According to her LinkedIn page, Lubbers founded and served as the owner of the Carolina Coffee Roasting Company back in the '90s, while her father was busy impeaching President Clinton. But though the company still seems to be in business in North Carolina, Lubbers could not remain a cool coffee lady while her father's fame beckoned. Instead, from 2000 to 2011, she led Gingrich Communications, handling her father's public speaking, television and radio appearances, and book publication. During her father's ill-fated presidential run in 2012, she served as a senior advisor on his campaign, and now she's the President and CEO of Lubbers Enterprises, which guides companies and people to achieve their "highest selves."
Lubbers has also been open about her struggles with rheumatoid arthritis, which she discovered she had in her mid-twenties. She served on the board of the Arthritis Foundation for many years, and has completed multiple marathons to raise funds and awareness for the disease. She was even honored by the foundation as a "Woman on the Move."
Cushman, Gingrich's other daughter, also served as a senior advisor on his presidential campaign. She never owned a coffee company. Instead, she got her start in finance before chucking that to become an author, columnist, and professional speaker. She and her father wrote a book together, 5 Principles for a Successful Life: From our Family to Yours, and on her LinkedIn page, she touts her many media appearances on shows like The View.
Cushman writes a weekly opinion column syndicated by Creator's Syndicate and, yes, she shares many of her father's conservative views. She even wrote a recent column on Trump in which she discussed his "turbulent transition" to the general election and, strangely, compared him to her father without mentioning she was his daughter, saying,
Trump is an extemporaneous speaker, in the same style as Jack Kemp and Newt Gingrich. Trump is not a visionary, like Kemp, nor an historian, like Gingrich, but instead is able to break down information into everyday, average American language.

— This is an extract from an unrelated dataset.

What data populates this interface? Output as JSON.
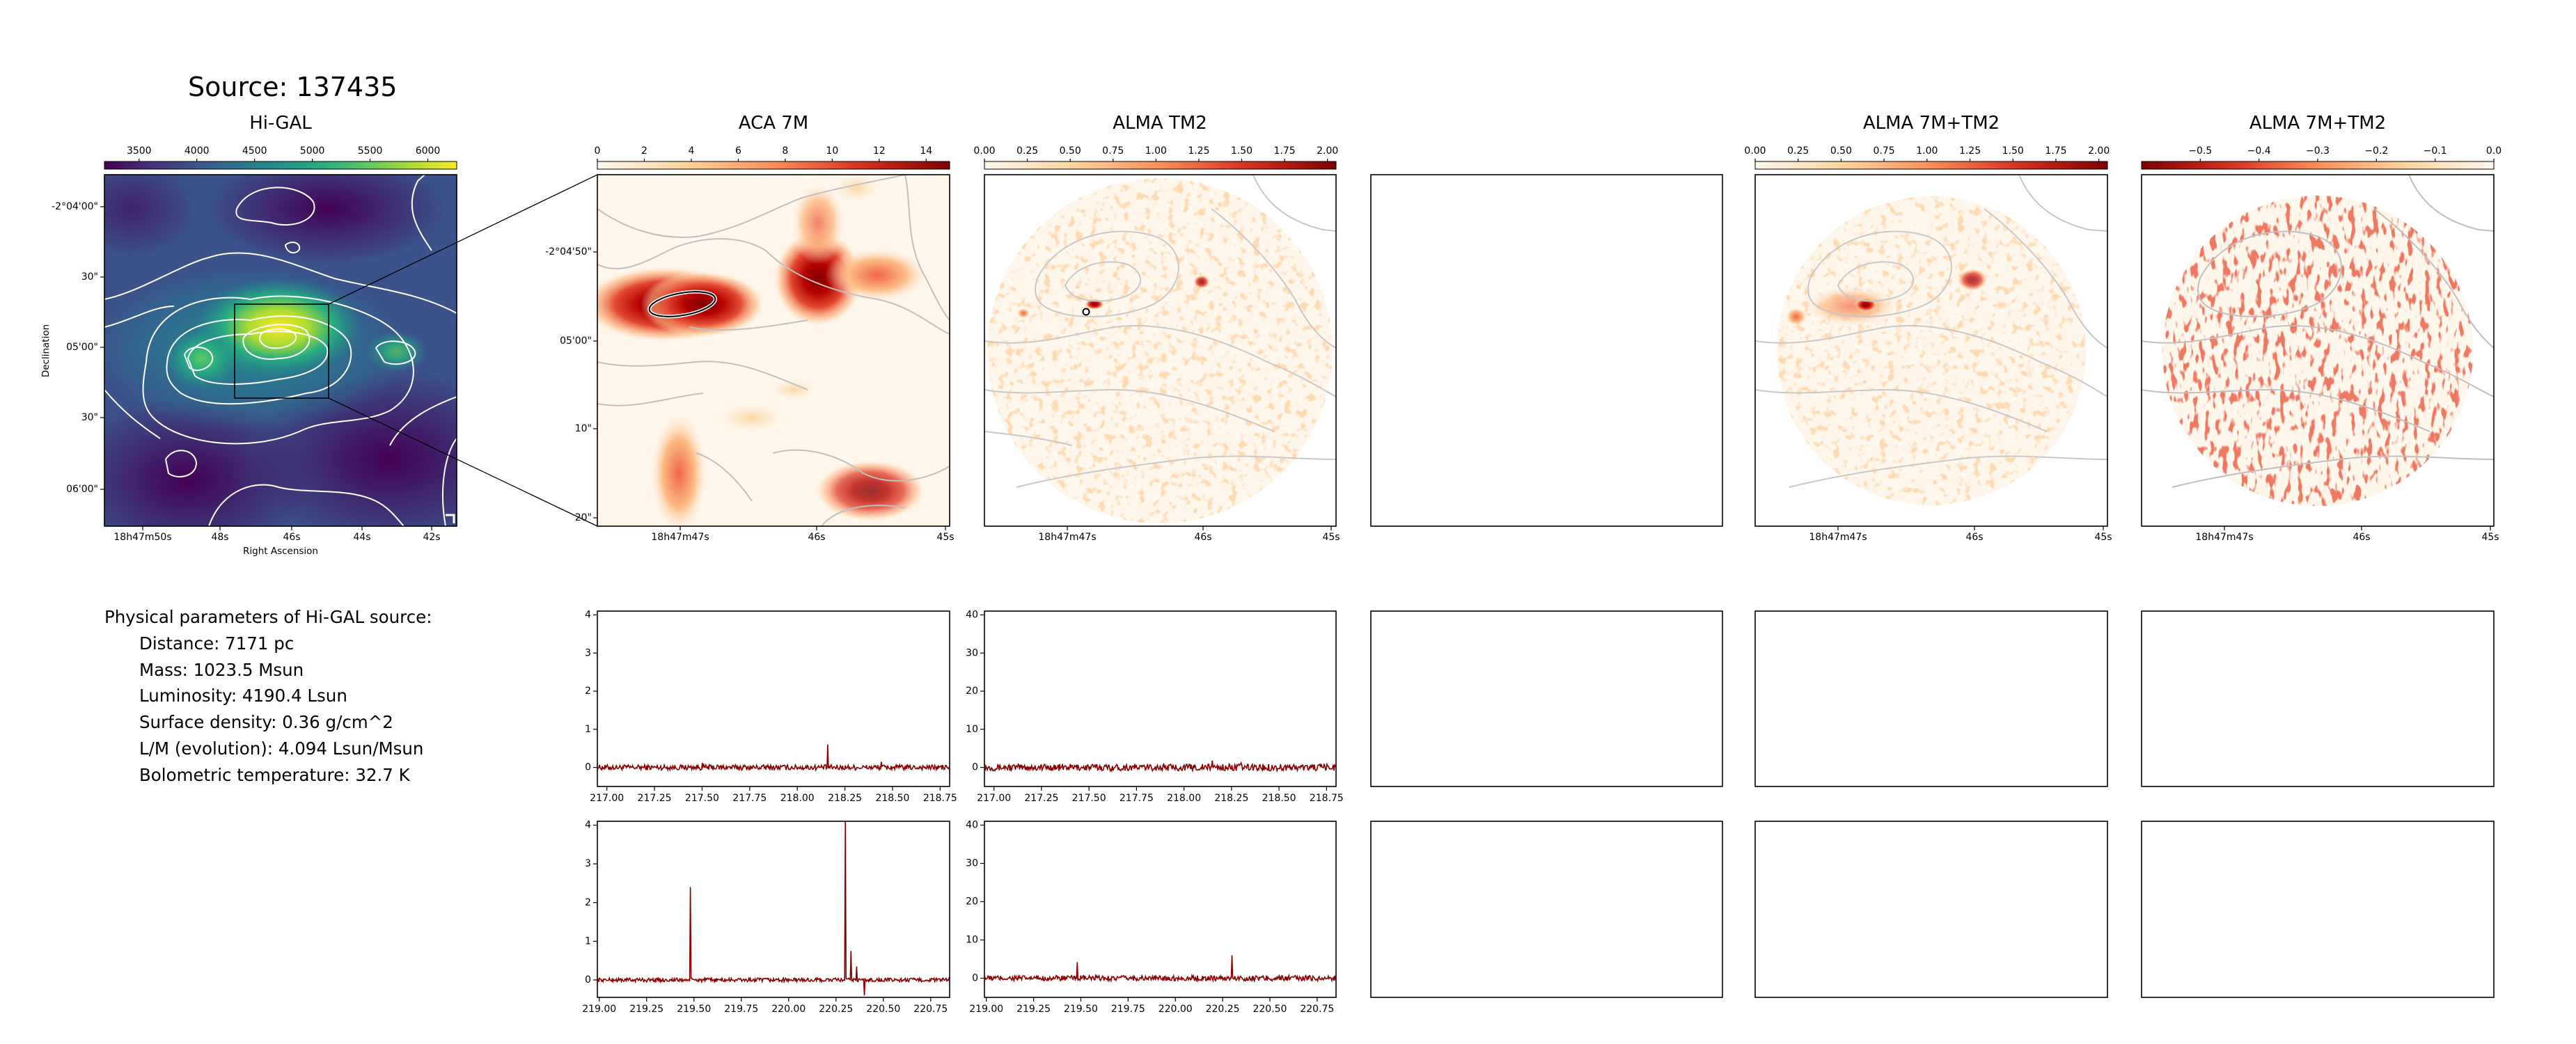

Though the column was not particularly glowing about the man to whom her father may soon be tying himself, it also didn't condemn him. Since it's pretty clear that Trump doesn't take criticism well, that's probably a good thing for relations within the team that may be coming together.
Trump is expected to announce his VP pick within the next few days. And if Gingrich is on the ticket, it seems likely, based on history, that his daughters will be coming along for the ride.